La Russie ouvre un scrutin parlementaire de trois jours pour renouveler les 450 sièges de la Douma d'État
Les bureaux de vote ont ouvert dans l'Extrême-Orient russe vendredi matin pour entamer un scrutin législatif de trois jours pour l'ensemble des 450 sièges de la Douma d'État, la première élection parlementaire depuis l'invasion de l'Ukraine en 2022.
Ouverture du scrutin dans l'Extrême-Orient
Les bureaux de vote ont ouvert à 08h00 heure locale vendredi dans la péninsule du Kamtchatka et l'okroug autonome de Tchoukotka, marquant le début de l'élection parlementaire russe de trois jours. Les agences de presse d'État russes RIA Novosti et TASS ont rapporté les premières ouvertures dans tout l'Extrême-Orient. Les électeurs votent pour pourvoir les 450 sièges de la Douma d'État, la chambre basse du parlement russe. Le scrutin se déroule jusqu'au dimanche 20 septembre 2026, les bureaux devant fermer à 18h00 GMT avant la publication des résultats préliminaires. Cette élection est le premier vote législatif organisé en Russie depuis le début de l'invasion à grande échelle de l'Ukraine en février 2022.
- Les bureaux de vote ouvrent à 08h00 heure locale au Kamtchatka et en Tchoukotka
- Le vote a lieu dans toute la Russie et dans les territoires ukrainiens occupés
- Les bureaux de vote ferment et le dépouillement préliminaire commence
Partis autorisés et opposition exclue
Le parti Russie unie au pouvoir, qui détient actuellement la majorité parlementaire et soutient Vladimir Poutine, est en position de conserver le contrôle de l'assemblée. Les autorités électorales ont restreint l'accès au scrutin aux seuls partis qui soutiennent le Kremlin et la campagne militaire en Ukraine à des degrés divers. Ces formations autorisées comprennent le Parti communiste de la Fédération de Russie (KPRF), le Parti libéral-démocrate de Russie (LDPR) nationaliste, le parti conservateur Russie juste et le parti Nouvelles personnes. En revanche, les autorités ont interdit à Iabloko, le seul parti ouvertement opposé à la guerre, de présenter sa liste de candidats. Le vote a également lieu dans les territoires ukrainiens de l'Est occupés et annexés par la Russie.

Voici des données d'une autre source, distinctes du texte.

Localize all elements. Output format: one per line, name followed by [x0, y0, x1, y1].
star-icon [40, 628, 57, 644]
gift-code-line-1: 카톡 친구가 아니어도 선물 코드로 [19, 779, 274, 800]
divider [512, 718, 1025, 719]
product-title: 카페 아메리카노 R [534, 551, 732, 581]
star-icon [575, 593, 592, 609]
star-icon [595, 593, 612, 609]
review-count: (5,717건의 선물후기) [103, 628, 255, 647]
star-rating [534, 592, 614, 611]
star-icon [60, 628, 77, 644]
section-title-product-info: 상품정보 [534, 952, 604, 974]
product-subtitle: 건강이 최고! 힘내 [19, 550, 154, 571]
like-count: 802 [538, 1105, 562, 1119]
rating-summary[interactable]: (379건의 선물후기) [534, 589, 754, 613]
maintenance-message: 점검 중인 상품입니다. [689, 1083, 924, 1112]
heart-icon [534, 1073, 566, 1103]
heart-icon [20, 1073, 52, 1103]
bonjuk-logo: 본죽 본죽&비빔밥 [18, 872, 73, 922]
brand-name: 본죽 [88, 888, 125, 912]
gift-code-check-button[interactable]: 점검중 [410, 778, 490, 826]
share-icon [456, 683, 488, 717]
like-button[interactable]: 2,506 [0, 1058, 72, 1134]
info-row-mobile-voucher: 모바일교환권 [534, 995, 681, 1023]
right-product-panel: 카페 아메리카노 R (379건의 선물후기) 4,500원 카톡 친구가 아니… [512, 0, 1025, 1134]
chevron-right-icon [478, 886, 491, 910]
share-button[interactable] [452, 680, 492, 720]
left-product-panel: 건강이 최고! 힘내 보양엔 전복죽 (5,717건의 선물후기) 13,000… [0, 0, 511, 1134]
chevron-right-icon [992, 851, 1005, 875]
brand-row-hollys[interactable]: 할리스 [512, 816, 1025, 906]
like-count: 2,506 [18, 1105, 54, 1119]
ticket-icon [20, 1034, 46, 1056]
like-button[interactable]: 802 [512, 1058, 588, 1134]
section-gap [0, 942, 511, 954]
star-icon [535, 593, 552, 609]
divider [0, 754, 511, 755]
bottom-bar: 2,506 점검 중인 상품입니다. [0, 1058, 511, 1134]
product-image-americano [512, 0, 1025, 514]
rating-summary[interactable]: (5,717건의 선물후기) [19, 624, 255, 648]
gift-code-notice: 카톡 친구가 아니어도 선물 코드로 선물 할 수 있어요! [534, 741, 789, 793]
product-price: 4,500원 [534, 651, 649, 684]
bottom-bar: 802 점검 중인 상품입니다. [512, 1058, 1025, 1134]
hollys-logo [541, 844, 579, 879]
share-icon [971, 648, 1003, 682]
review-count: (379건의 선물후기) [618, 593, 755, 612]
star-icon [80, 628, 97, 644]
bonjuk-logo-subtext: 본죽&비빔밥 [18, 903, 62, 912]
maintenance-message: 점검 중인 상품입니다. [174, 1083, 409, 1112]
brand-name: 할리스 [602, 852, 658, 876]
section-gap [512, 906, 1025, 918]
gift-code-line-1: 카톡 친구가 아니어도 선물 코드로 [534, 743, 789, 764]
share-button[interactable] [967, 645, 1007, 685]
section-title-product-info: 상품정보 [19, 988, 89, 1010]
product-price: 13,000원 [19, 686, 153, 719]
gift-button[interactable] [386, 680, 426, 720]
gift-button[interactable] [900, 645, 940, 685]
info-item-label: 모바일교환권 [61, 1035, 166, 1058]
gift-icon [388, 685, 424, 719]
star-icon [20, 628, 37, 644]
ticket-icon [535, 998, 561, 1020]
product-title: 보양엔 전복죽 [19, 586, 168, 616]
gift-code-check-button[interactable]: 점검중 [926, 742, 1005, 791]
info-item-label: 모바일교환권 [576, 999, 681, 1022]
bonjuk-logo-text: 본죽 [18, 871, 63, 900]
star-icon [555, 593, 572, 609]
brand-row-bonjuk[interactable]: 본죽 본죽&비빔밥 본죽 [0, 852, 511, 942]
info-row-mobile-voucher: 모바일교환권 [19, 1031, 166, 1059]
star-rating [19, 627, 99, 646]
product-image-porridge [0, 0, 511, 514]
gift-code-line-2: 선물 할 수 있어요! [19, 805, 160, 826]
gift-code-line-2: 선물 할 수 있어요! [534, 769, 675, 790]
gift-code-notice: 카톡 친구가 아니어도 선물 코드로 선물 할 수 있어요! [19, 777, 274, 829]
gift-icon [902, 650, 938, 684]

Opinion publique et lassitude face à la guerre
Des analystes politiques cités par le diffuseur suisse RTS classent l'opinion publique russe en trois groupes distincts après plus de quatre ans de combats. Environ 15 % de la population soutient fermement l'offensive militaire, certains membres de ce groupe critiquant le Kremlin pour ne pas mener le conflit avec assez d'agressivité. Une minorité d'opposants rejette l'invasion et s'oppose au gouvernement, tandis que la majorité restante a des attitudes contradictoires. Les recherches du centre indépendant Levada indiquent que plus de la moitié des citoyens russes ne suivent pas activement les reportages sur la guerre et estiment que l'opération militaire a apporté plus de conséquences négatives que positives au pays.
Clémentine Fauconnier, politologue à l'Université de Haute-Alsace, a décrit la division entre le soutien nominal et le véritable appui parmi les électeurs.
À la question « Soutenez-vous la guerre ? », les Russes répondent oui, parfois à plus de 60 ou 70 %. Mais si on demande « À votre avis, la guerre doit-elle continuer ? », alors la majorité des gens répondent qu'elle devrait s'arrêter le plus tôt possible.
Soutien passif et messages d'État
Les chercheurs notent que l'alignement général du public sur la politique gouvernementale fonctionne principalement comme une acceptation passive plutôt qu'un engagement idéologique actif. De nombreux citoyens acceptent sélectivement les messages officiels de l'État sans adopter pleinement les récits gouvernementaux.
Nos recherches montrent que la population n'est pas très réceptive aux discours véhiculés par la propagande ou l'idéologie, qu'ils ne la convainquent pas du bien-fondé de la politique du Kremlin.
Cette posture permet aux citoyens de suivre les directives gouvernementales sans participer étroitement aux affaires politiques. Fauconnier a expliqué comment cette dynamique façonne les réactions du public aux actions de l'État.
C'est un soutien avant tout légitimiste, ce qui signifie que les citoyens ont l'habitude de soutenir globalement ce que fait Vladimir Poutine, mais sans vraiment s'investir, sans s'y intéresser.